Moreover, the desire to make computers omnipresent in our culture has resulted in many computing gadgets. Heat flux density and heat transport routes are increasing simultaneously, posing new difficulties to thermal management. In the paper's introduction, I recall our experiences with mainframes in the 1980s, when the system's architectural shift permitted water cooling to be implemented. Then, broad readings of the equipment evolution, such as recapturing prior experience, are proposed. The evolutionary tendency suggests that the area available for cooling would diminish, a process already taking place in all types of computers. In supercomputers, small packaging requirements will skyrocket, necessitating a refocus of our research on microfluidic cooling. A computer vision applied behavior analysis user faces difficulty when the sophistication of pressure drop pathways in tiny equipment grows (Schmidt & M., 2008). Electrical charge and heat pathways get linked in highly integrated circuits, making electronic codesign an exceedingly difficult endeavor. A retail product, a microchip (PCB), and a multi-core CPU chip are used to highlight these difficulties. 

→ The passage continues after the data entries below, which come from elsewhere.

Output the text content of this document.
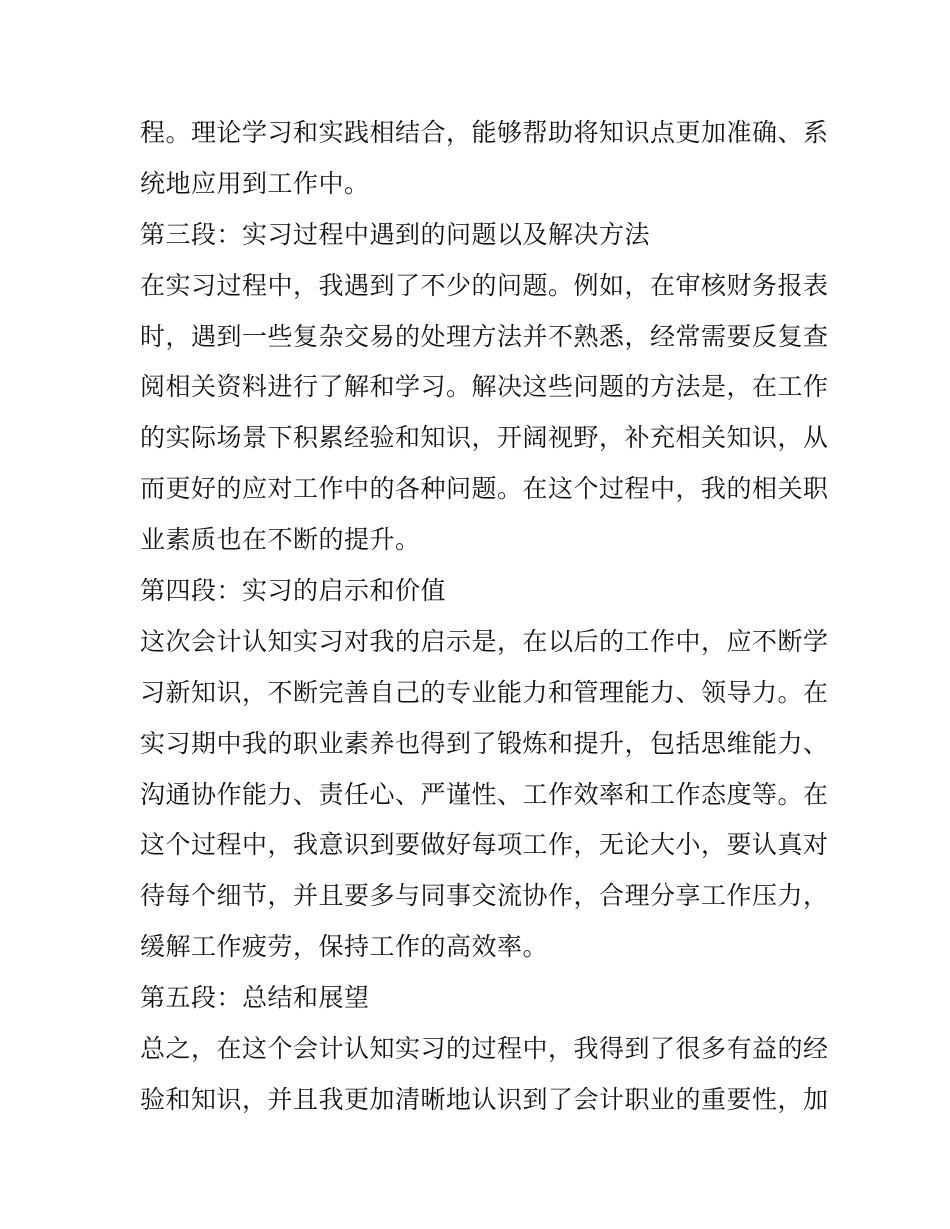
程。理论学习和实践相结合，能够帮助将知识点更加准确、系
统地应用到工作中。
第三段：实习过程中遇到的问题以及解决方法
在实习过程中，我遇到了不少的问题。例如，在审核财务报表
时，遇到一些复杂交易的处理方法并不熟悉，经常需要反复查
阅相关资料进行了解和学习。解决这些问题的方法是，在工作
的实际场景下积累经验和知识，开阔视野，补充相关知识，从
而更好的应对工作中的各种问题。在这个过程中，我的相关职
业素质也在不断的提升。
第四段：实习的启示和价值
这次会计认知实习对我的启示是，在以后的工作中，应不断学
习新知识，不断完善自己的专业能力和管理能力、领导力。在
实习期中我的职业素养也得到了锻炼和提升，包括思维能力、
沟通协作能力、责任心、严谨性、工作效率和工作态度等。在
这个过程中，我意识到要做好每项工作，无论大小，要认真对
待每个细节，并且要多与同事交流协作，合理分享工作压力，
缓解工作疲劳，保持工作的高效率。
第五段：总结和展望
总之，在这个会计认知实习的过程中，我得到了很多有益的经
验和知识，并且我更加清晰地认识到了会计职业的重要性，加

The circuit architecture tends to lose geometry regularity as the pixel size of our vision increases. Microprocessors, interconnect wires, and other materials emerge as discrete heat production and transport mediums when the resolve range is lowered to the micron-meter scale. Heat pathways through these tiny components are just too complicated for simulation methods to account for in detail. Calculating complicated microfluidic heat pathways necessitates a new approach. In any event, convection in microscale routes is related to heat convection in subatomic scale channels, and this relationship is influenced by pressures and temperatures enforced on microchip surfaces. The simulated virtualization processing model was developed and utilized to link thermal conductivity processes over various time intervals, from centimeters to microns.

Risk Cube

The worldwide epidemic has brought to light a number of the important supply chain-like risk cubes concerns, prompting businesses to reconsider when they assess their whole supply chain, including all of the partners they inevitably rely on. It's no longer appropriate to assess the very next sources only based on the amount.